John has $n$ light bulbs and a switchboard with $n$ switches; each bulb can be either on or off, and pressing the $i$-th switch changes the state of bulb $i$ from on to off, and viceversa. He is using them to play a game he has made up. In each move, John selects a (possibly empty) set of switches and presses them, thus inverting the states of the corresponding bulbs. After exactly $m$ moves, John would like to have the first $v$ bulbs on and the rest off; otherwise he loses the game. There is only one restriction: he is not allowed to press the same set of switches in two different moves.
This is quite an easy game, as there are lots of ways of winning.
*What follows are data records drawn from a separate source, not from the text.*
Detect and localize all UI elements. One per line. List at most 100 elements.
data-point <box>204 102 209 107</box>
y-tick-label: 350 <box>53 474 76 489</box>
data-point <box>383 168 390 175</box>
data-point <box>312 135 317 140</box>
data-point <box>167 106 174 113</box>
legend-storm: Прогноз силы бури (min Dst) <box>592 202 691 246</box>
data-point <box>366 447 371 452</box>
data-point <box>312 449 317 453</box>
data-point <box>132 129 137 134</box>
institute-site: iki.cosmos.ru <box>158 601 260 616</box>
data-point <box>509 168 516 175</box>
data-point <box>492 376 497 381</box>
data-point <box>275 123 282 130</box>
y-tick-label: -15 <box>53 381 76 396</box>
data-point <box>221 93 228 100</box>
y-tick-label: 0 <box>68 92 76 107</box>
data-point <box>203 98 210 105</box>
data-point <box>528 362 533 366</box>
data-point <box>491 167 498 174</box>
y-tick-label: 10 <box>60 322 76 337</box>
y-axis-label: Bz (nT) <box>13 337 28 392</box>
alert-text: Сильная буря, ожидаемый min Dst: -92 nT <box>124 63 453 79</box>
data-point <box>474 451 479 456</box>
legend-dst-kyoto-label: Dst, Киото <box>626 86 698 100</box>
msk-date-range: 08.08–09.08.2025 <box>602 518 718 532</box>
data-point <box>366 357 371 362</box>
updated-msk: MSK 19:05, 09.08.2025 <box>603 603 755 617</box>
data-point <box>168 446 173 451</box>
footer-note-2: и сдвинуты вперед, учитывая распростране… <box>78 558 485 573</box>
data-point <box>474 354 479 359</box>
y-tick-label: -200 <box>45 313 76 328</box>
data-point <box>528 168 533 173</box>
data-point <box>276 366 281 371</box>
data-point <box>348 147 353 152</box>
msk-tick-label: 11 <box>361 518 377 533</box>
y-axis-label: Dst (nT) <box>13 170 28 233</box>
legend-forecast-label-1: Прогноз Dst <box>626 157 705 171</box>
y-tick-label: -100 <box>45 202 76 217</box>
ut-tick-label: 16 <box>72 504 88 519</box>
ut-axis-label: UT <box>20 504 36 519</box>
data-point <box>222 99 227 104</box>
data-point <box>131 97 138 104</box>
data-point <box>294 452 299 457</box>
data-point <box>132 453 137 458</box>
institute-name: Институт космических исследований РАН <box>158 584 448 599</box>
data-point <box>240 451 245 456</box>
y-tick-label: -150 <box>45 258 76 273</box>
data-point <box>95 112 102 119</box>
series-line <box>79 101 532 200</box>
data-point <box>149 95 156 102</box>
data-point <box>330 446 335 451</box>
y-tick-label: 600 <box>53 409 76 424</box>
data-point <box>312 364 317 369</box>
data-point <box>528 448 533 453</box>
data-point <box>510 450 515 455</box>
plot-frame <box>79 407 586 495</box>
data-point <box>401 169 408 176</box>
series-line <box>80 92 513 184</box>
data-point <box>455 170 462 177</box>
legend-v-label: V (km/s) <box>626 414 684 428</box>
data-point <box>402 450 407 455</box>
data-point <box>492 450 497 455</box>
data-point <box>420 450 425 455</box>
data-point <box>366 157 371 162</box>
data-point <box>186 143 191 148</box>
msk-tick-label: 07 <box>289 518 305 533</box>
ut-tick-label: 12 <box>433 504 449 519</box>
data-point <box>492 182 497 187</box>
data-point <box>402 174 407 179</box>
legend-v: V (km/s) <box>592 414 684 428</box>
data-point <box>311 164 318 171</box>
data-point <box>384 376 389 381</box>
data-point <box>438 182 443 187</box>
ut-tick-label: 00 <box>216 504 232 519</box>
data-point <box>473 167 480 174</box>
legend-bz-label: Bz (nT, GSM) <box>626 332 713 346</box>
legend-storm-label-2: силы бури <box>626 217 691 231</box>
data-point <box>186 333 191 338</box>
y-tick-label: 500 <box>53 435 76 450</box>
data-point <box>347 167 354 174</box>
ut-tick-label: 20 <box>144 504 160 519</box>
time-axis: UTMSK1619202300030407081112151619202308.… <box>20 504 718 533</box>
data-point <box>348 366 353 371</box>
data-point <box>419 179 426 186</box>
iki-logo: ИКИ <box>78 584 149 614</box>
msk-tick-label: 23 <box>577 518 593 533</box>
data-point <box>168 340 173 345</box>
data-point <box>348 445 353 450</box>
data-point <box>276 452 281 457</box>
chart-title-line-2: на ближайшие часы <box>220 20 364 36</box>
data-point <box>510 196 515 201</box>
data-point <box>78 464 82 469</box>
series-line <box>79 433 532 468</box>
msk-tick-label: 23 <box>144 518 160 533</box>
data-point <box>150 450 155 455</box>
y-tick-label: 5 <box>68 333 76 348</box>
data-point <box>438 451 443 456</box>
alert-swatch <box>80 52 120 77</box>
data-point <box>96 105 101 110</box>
This has encouraged him to keep playing different winning games, and now he is intent on trying them all. Help him count how many ways of winning there are. Two games are considered the same if, after a reordering of the moves in one of them, at every step the same set of switches is pressed in both of them.
For example, if $n = 4$, $m = 3$, and $v = 2$, one possible winning game is obtained by pressing switches 1, 2 and 4 in the first move, 1 and 3 in the second one, and 1, 3 and 4 in the last one. This is considered equivalent to, say, first pressing 1 and 3; then 1, 2, 4; and then 1, 3, 4.
The input has at most 500 lines, one for each test case. Each line contains three integers $n$ ($1 \leq n \leq 1 000$), $m$ ($1 \leq m \leq 1 000$), and $v$ ($0 \leq v \leq n$). The last line of input will hold the values 0 0 0 and must not be processed.
Print one line for each test case containing the number of ways John can play the game, modulo the prime $10\, 567\, 201$.